Several ancient historians allude to a sexual connection between the pair; Zonarus agrees with the 5th century churchman Philostorgius that Fausta falsely accused Crispus of raping her, and was put to death in turn when the truth emerged. Many recent commentators have followed this line, but it does not explain why neither victim was ever pardoned, nor their reputation restored.
Whatever crime Fausta and Crispus were alleged to have committed, Constantine must have believed it to be heinous, and never forgave either of them. Clearly the deaths were connected, and unusual: Ammianus Marcellinus tells us that Crispus was killed at Pola (modern Pula, Croatia) – by coincidence or sinister design, the same unimportant town in Istria was later chosen as the execution site of another Caesar, Gallus, who was killed on the orders of Constantine’s heir Constantius II.
Sidonius Apollinaris gives ‘cold poison’ as the cause of Crispus’s death; he and several others mention that Fausta died in an overheated bath. There are strong hints of conspiracy and treason, and suggestions that the emperor’s mother Helena had some influence over events, but beyond that all is conjecture. Why, for example, was Crispus poisoned in Pola, of all places? Was he taken there as a form of exile, after being condemned in Milan, or even in Rome? Was he trying to escape a death sentence, or was he, perhaps, travelling to join Constantine at the time he was apprehended? Neither poisoning nor boiling in a bath were usual Roman execution methods: did the pair die by suicide, hoping to escape imperial justice, or perhaps just by accident? Or was this a case of 'judicial murder'?

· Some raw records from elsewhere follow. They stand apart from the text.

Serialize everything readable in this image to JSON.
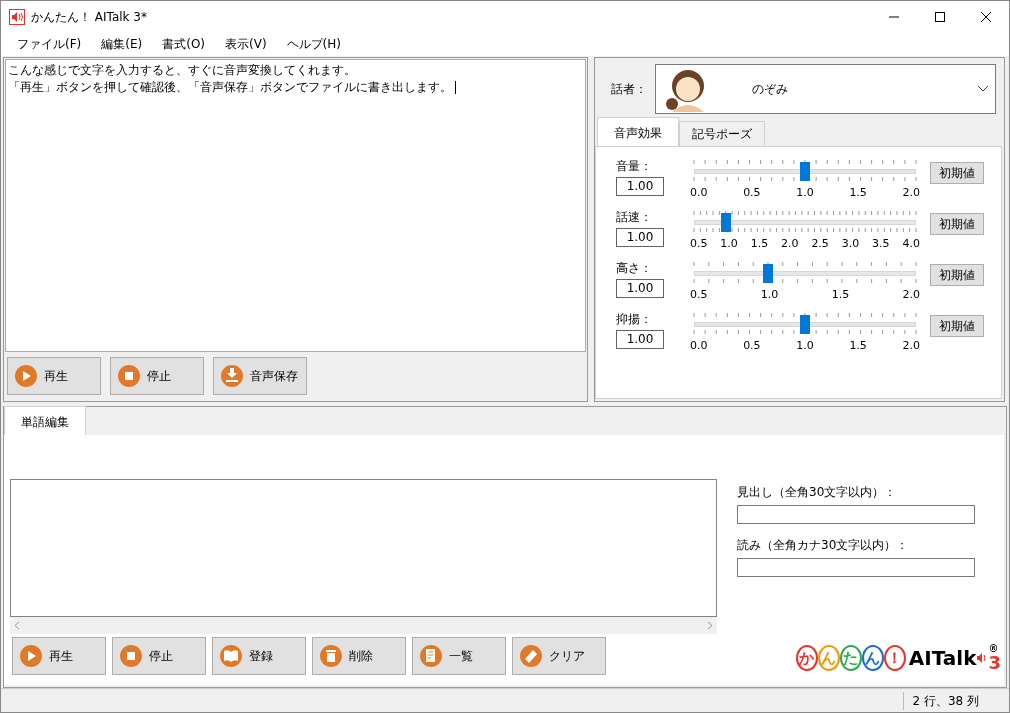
{
  "window": {
    "title": "かんたん！ AITalk 3*"
  },
  "menu": [
    {
      "label": "ファイル(F)"
    },
    {
      "label": "編集(E)"
    },
    {
      "label": "書式(O)"
    },
    {
      "label": "表示(V)"
    },
    {
      "label": "ヘルプ(H)"
    }
  ],
  "editor": {
    "lines": [
      "こんな感じで文字を入力すると、すぐに音声変換してくれます。",
      "「再生」ボタンを押して確認後、「音声保存」ボタンでファイルに書き出します。"
    ]
  },
  "editor_buttons": [
    {
      "label": "再生",
      "kind": "play"
    },
    {
      "label": "停止",
      "kind": "stop"
    },
    {
      "label": "音声保存",
      "kind": "save"
    }
  ],
  "speaker": {
    "label": "話者：",
    "name": "のぞみ"
  },
  "tabs": [
    {
      "label": "音声効果",
      "selected": true
    },
    {
      "label": "記号ポーズ",
      "selected": false
    }
  ],
  "sliders": [
    {
      "label": "音量：",
      "value": "1.00",
      "level": 0.5,
      "scale": [
        "0.0",
        "0.5",
        "1.0",
        "1.5",
        "2.0"
      ],
      "reset": "初期値"
    },
    {
      "label": "話速：",
      "value": "1.00",
      "level": 0.143,
      "scale": [
        "0.5",
        "1.0",
        "1.5",
        "2.0",
        "2.5",
        "3.0",
        "3.5",
        "4.0"
      ],
      "reset": "初期値"
    },
    {
      "label": "高さ：",
      "value": "1.00",
      "level": 0.333,
      "scale": [
        "0.5",
        "1.0",
        "1.5",
        "2.0"
      ],
      "reset": "初期値"
    },
    {
      "label": "抑揚：",
      "value": "1.00",
      "level": 0.5,
      "scale": [
        "0.0",
        "0.5",
        "1.0",
        "1.5",
        "2.0"
      ],
      "reset": "初期値"
    }
  ],
  "word_tabs": [
    {
      "label": "単語編集",
      "selected": true
    }
  ],
  "word_fields": [
    {
      "label": "見出し（全角30文字以内）："
    },
    {
      "label": "読み（全角カナ30文字以内）："
    }
  ],
  "word_buttons": [
    {
      "label": "再生",
      "kind": "play"
    },
    {
      "label": "停止",
      "kind": "stop"
    },
    {
      "label": "登録",
      "kind": "register"
    },
    {
      "label": "削除",
      "kind": "delete"
    },
    {
      "label": "一覧",
      "kind": "list"
    },
    {
      "label": "クリア",
      "kind": "clear"
    }
  ],
  "logo": {
    "chars": [
      {
        "text": "か",
        "color": "#e8342c"
      },
      {
        "text": "ん",
        "color": "#f39800"
      },
      {
        "text": "た",
        "color": "#2fa84f"
      },
      {
        "text": "ん",
        "color": "#1d6fc9"
      },
      {
        "text": "！",
        "color": "#e8342c"
      }
    ],
    "name": "AITalk",
    "mark": "®",
    "version": "3"
  },
  "status_bar": {
    "position": "2 行、38 列"
  }
}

Modern scholars have little more to go on, and have been able to offer only tentative theories about what might really have happened. David Woods, in his paper ‘On the Death of the Empress Fausta’ (1998) suggests an attempted abortion as a likely cause for Fausta’s end. But as Jan Willem Drijvers puts it, “in the case of the executions of Crispus and Fausta, historians should admit that they have a mystery which will never be solved.”

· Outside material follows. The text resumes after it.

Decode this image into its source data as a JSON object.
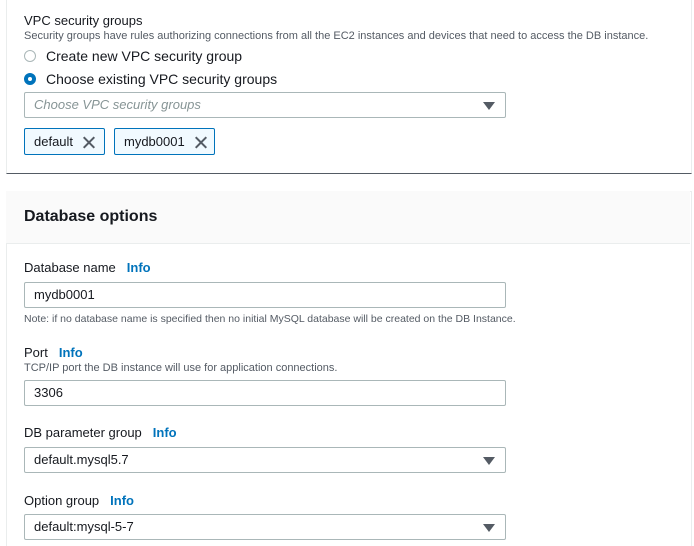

For a long time, it was not even clear when the deaths happened. We know that both Crispus and Fausta were dead by the end of Constantine’s vicennalia year, the 20th anniversary of his acclamation: that would be July 24th AD326. Crispus, apparently, died first, and we know he died at Pola. We also know, from the date of a law of Constantine’s recorded in the Theodosian Code, that the emperor was still in Milan on July 6th, but he had arrived in Rome for the vicennalia celebrations by the 18th at the latest. Lars Ramskold, in his 2012 paper ‘Constantine’s Vicennalia and the Death of Crispus’, cites what could be a vital piece of evidence for the chronology of the events of AD326: a bronze dynastic coin recently found in Rome, celebrating the vicennalia and showing the head of Crispus, which was probably minted in the city after Constantine’s arrival. If so, the coin proves that Crispus must still have been alive – or was believed to be alive – on July 18th. Bearing in mind the amount of time a message would have taken to reach Rome from Pola, and the information that he was dead before the 24th, we can narrow down the possible time frame for the young Caesar’s execution to a matter of days. Fausta, then, must have been killed almost immediately after the receipt of the news; most likely, she died in Rome, where she would have been accompanying her husband for the forthcoming celebrations.
The deaths of Crispus and Fausta, together with the battles of the civil war that preceded them, form the dramatic centrepiece of my novel Imperial Vengeance. In composing the story, I tried to make the best sense of the scraps of evidence we do possess, and to devise a scenario both historically plausible and dramatically engaging. It’s almost certain that the version of events I present in the novel is a long way from what really happened – it does, after all, involve several fictional characters – but I was determined to create something that followed the course of known history to the very limits of available knowledge, and then to use those limits as a guide to invention. To create a fictional version of what happened, in other words, that at least could have been true. I leave it to the reader to judge how effective my attempts at ‘re-imagination’ have been!